Purpose/Objective(s): Patients with EGFR mutant non-small cell lung cancer (EGFRmNSCLC) have a high incidence of brain metastases (BM). We sought to determine the rate of neurologic death in EGFRmNSCLC patients diagnosed with brain metastases.

Materials/Methods: A single-institution prospectively managed database identified 204 patients with EGFRmNSCLC treated for brain metastases between 2000 and 2016. We estimated actuarial survival rates using the Kaplan-Meier method. The incidence of neurologic death (ND) was determined using a competing risks analysis. ND was correlated to clinical and treatment variables using Fisher’s exact test. Survival was calculated from the date of BM diagnosis. We defined neurologic death as death due to brain metastases or leptomeningeal disease.

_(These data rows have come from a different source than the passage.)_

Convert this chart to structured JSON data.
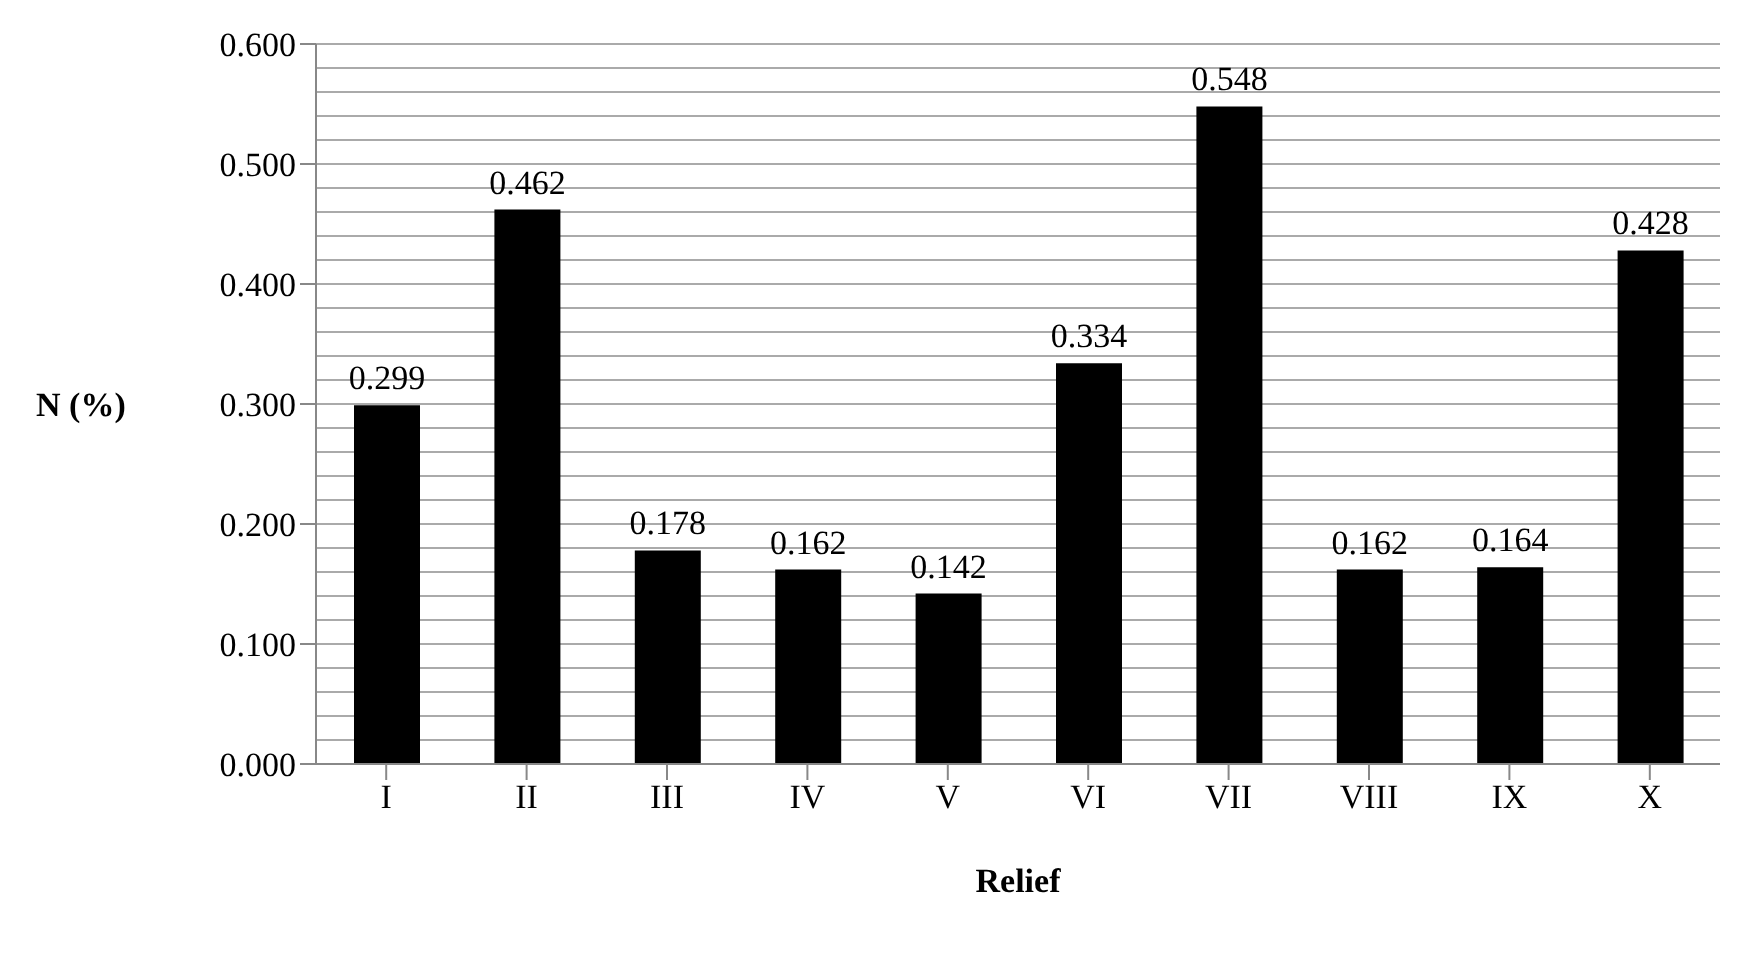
{
  "chart_data": {
    "type": "bar",
    "xlabel": "Relief",
    "ylabel": "N (%)",
    "categories": [
      "I",
      "II",
      "III",
      "IV",
      "V",
      "VI",
      "VII",
      "VIII",
      "IX",
      "X"
    ],
    "values": [
      0.299,
      0.462,
      0.178,
      0.162,
      0.142,
      0.334,
      0.548,
      0.162,
      0.164,
      0.428
    ],
    "color": "#000000",
    "data_labels": true,
    "ylim": [
      0,
      0.6
    ],
    "yticks": [
      "0.000",
      {
        "value": 0.02,
        "label": null
      },
      {
        "value": 0.04,
        "label": null
      },
      {
        "value": 0.06,
        "label": null
      },
      {
        "value": 0.08,
        "label": null
      },
      {
        "value": 0.1,
        "label": "0.100"
      },
      {
        "value": 0.12,
        "label": null
      },
      {
        "value": 0.14,
        "label": null
      },
      {
        "value": 0.16,
        "label": null
      },
      {
        "value": 0.18,
        "label": null
      },
      {
        "value": 0.2,
        "label": "0.200"
      },
      {
        "value": 0.22,
        "label": null
      },
      {
        "value": 0.24,
        "label": null
      },
      {
        "value": 0.26,
        "label": null
      },
      {
        "value": 0.28,
        "label": null
      },
      {
        "value": 0.3,
        "label": "0.300"
      },
      {
        "value": 0.32,
        "label": null
      },
      {
        "value": 0.34,
        "label": null
      },
      {
        "value": 0.36,
        "label": null
      },
      {
        "value": 0.38,
        "label": null
      },
      {
        "value": 0.4,
        "label": "0.400"
      },
      {
        "value": 0.42,
        "label": null
      },
      {
        "value": 0.44,
        "label": null
      },
      {
        "value": 0.46,
        "label": null
      },
      {
        "value": 0.48,
        "label": null
      },
      {
        "value": 0.5,
        "label": "0.500"
      },
      {
        "value": 0.52,
        "label": null
      },
      {
        "value": 0.54,
        "label": null
      },
      {
        "value": 0.56,
        "label": null
      },
      {
        "value": 0.58,
        "label": null
      },
      {
        "value": 0.6,
        "label": "0.600"
      }
    ],
    "grid": "y",
    "legend": false
  }
}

Results: Fifty-six percent of patients had BM at the time of initial diagnosis. The initial BM treatment was up front stereotactic radiosurgery (SRS), whole brain radiation therapy (WBRT), or tyrosine-kinase inhibitor (TKI) alone in 22, 60, and 18 percent of patients, respectively. Two-year rates of OS in these subgroups were 64%, 38%, and 50%, respectively (p=0.016). The 5-year rate of neurologic death was 38%. Thirty-four percent died of non-neurologic causes, 8% died of unknown causes, and the remaining patients were alive at last follow-up. Median survival (MS) was 19 months; MS in patients who died of non-neurologic causes and neurologic causes was 23, and 15 months, respectively. Of age, staging, BM at diagnosis, history of TKI therapy, initial treatment of BM, staging at diagnosis, and leptomeningeal disease at diagnosis (LMD), only LMD was significantly associated with ND (p=0.047).

Conclusion: Neurologic death due to EGFRmNSCLC BM was more common in our cohort than has been previously reported, highlighting the need for dedicated studies focused on the best management of BM in this population.

Author Disclosure: M. Ramotar: None. S. Barnes: None. D.B. Shultz: None.